Dikatakan Agus, ketika ditanya oleh warga yang mempunyai kepandain adat Dayak yaitu Darmanto, Jeriswati yang kesurupan ini minta agar dibuatkan acara begelak puja tanah dengan memotong babi 4 ekor dan ayam 7 ekor.

“Atas peristiwa tersebut, ritual adat begelak puja tanah dilakukan oleh masyrakat Desa Nanga Lemedak hari Jum’at 16 Desember 2022 kemarin, “tutur Agus

Dijelaskan Agus, dalam hal ini pihak perusahaan PT Dutanusa Lestari mendukung dan menghargai kearifan lokal.

“Kami dari perusahaan sangat menghargai kearifal lokal yang ada.
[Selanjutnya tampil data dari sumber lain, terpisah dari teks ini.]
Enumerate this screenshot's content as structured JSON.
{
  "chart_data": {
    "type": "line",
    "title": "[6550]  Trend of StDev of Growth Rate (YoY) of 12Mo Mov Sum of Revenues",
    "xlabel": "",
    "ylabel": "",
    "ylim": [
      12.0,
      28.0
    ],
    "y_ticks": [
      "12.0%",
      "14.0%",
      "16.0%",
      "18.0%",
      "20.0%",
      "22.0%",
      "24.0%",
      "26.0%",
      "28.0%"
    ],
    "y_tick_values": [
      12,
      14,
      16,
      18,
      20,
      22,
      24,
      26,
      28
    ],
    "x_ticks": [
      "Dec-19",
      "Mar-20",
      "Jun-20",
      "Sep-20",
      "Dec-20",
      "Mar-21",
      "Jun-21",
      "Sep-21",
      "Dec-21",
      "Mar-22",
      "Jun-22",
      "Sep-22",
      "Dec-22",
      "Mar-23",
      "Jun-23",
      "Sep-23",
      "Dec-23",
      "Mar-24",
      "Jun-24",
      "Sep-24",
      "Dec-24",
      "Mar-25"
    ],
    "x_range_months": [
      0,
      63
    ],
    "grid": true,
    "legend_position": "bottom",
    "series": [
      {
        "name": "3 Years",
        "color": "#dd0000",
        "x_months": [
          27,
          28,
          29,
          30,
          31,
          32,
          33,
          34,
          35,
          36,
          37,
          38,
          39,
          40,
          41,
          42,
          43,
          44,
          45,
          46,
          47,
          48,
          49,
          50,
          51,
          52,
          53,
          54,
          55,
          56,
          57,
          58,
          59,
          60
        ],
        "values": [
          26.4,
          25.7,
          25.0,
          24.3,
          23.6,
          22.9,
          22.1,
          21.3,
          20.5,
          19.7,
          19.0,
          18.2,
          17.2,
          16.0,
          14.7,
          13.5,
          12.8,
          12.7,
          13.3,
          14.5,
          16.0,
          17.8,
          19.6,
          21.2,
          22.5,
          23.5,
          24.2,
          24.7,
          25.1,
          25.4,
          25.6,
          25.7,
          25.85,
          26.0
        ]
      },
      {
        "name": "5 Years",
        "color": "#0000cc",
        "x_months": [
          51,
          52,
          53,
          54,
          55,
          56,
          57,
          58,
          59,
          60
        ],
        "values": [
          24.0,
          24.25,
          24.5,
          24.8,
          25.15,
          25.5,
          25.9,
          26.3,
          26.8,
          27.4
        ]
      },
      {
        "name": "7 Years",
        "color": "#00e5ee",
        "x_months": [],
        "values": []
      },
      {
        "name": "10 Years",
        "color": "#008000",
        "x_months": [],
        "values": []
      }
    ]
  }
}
Kebetulan Desa Nanga Lemedak berada diwilayah Perusahaan PT Dutanusa Lestari, ikut membantu dalam pelaksanaan begelak tersebut,”terang Agus.

Bacaan Lainnya

Ditambahkan Agus, inilah bentuk komitmen perusahaan dalam menjaga dan melestarikan adat istiadat dan kearifan lokal adat Dayak Kantu Kabupaten Kapuas Hulu.

“Adat istiadat dan kerarifan lokal adat Dayak perlu dilestarikan dan itu bentuk komitmen dari perusahaan, “tadasnya.

Sementara itu, Kepala Desa Nanga Lembedak Yosep Dodi menerangkan Begelak adalah ritual adat yang dilaksanakan secaraa turun temurun oleh masyarakat Suku Dayak Kantu

“Ritual tersebut, untuk mengenang dan menghargai leluhur yang telah mendahului kita, “ujar Kades

Dikatakan Dodi panggilan akrab Kades, namun kegiatan begelak yang laksanakan kemarin sedikit berbeda dari kegiatan sebelumnya.

“Karena ada permintaan khusus dari makluk yang masuk ke tubuh Jesriyanti, “terang Dodi

Menurut Dodi, masyarakat dayak sangat menyakini dan menghargai bahwa leluhur kami masih sangat dekat dengan warganya.

“Permintaan khususnya kemarin adalah babi 4 ekor dan beratnya tidak boleh dibawah 15 kilo, ayam 7 ekor dan harus hitam, 2 ayam jantan dan 5 ayam betina, “bebernya

Lanjut Kades, ritual adat ini dan prosesnya pun sedikit berbeda terutama dari cara penyajiannya yaitu semua binatang di simpan langsung ke tanah hanya beralaskan daun saja.

“Masyarakt kita, sangat merasakan kehadiran para leluhur saat melakukan ritual tersebut, “tadasnya.